Con frecuencia, en los casos el bosque, montañoso la mayoría de las veces, aparece como objeto de veneración, es personificado como una cresta cubierta de bosque. De los tres mundos fundamentales, el bosque pertenece por lo regular al mundo de en medio y en algunas lenguas la denominación bosque se forma a partir de una palabra que significa “medio”, que en la hikmat muta‘aliah sería el mundo intermedio, al ‘ālam miṯālī (العالم المثالي) o mundus imaginalis, que dentro de esta concepción del universo se denomina octavo clima.[3] La afinidad entre el significado de “bosque” y “montaña”, que en muchas lenguas se los designa con una misma palabra, conduce a la formación del sistema triádico de mundos “cielo- montaña (cordillera montañosa cubierta de bosque)- agua”.

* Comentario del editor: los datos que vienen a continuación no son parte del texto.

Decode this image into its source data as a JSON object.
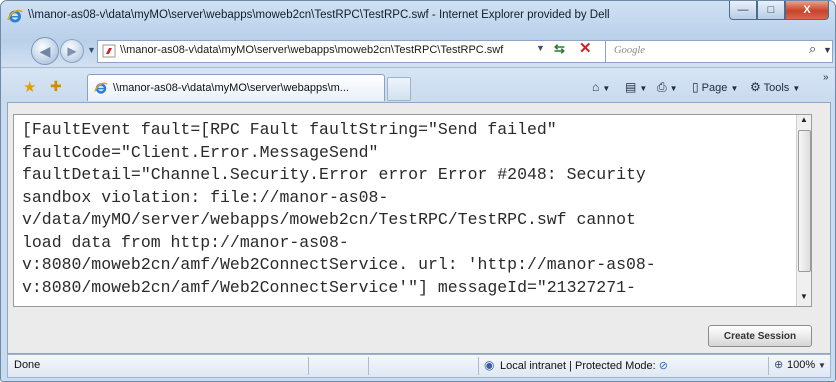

Es bajo esa figura-arquetipo que el filósofo Henry Corbin traza un análisis sobre la función sofiánica del bosque-montaña dentro de un universo geosófico mazdeísta que impregna la filosofía de la escuela ishraq con su consumación principal en la escuela  heredera de esta tradición, la filosofía trascendental o hikmat muta‘aliah. Dice el filósofo francés de este modo: 

La percepción del misterio sofiánico de la Tierra, de la geosofía, no puede realizarse, evidentemente, en el ámbito de una geografía positiva. Implica una geografía visionaria, lo que se ha llamado con acierto un “paisaje de Xvarnah”, es decir, un paisaje que simbolice el Frashkart. No se dispersa en espacios profanos previamente dados, concentra el espacio sacro in medio mundi, en el centro de visión que determina la presencia misma del alma visionaria (o de la comunidad visionaria), y que no es necesario situar, ya que es ubicadora por sí misma. Los aspectos geográficos, las montañas, por ejemplo, tampoco son ya meros aspectos físicos, pues tienen un significado para el alma; son aspectos psico-cósmicos que constituyen una geografía imaginal. Los acontecimientos que allí se desarrollan consisten en la visión misma de estos aspectos; son acontecimientos psíquicos, los de una historia imaginal. En este centro se encuentra también el paraíso de Yima, el paraíso de los arquetipos, porque allí tiene lugar el encuentro de los seres Celestiales y los Terrenales.”[4]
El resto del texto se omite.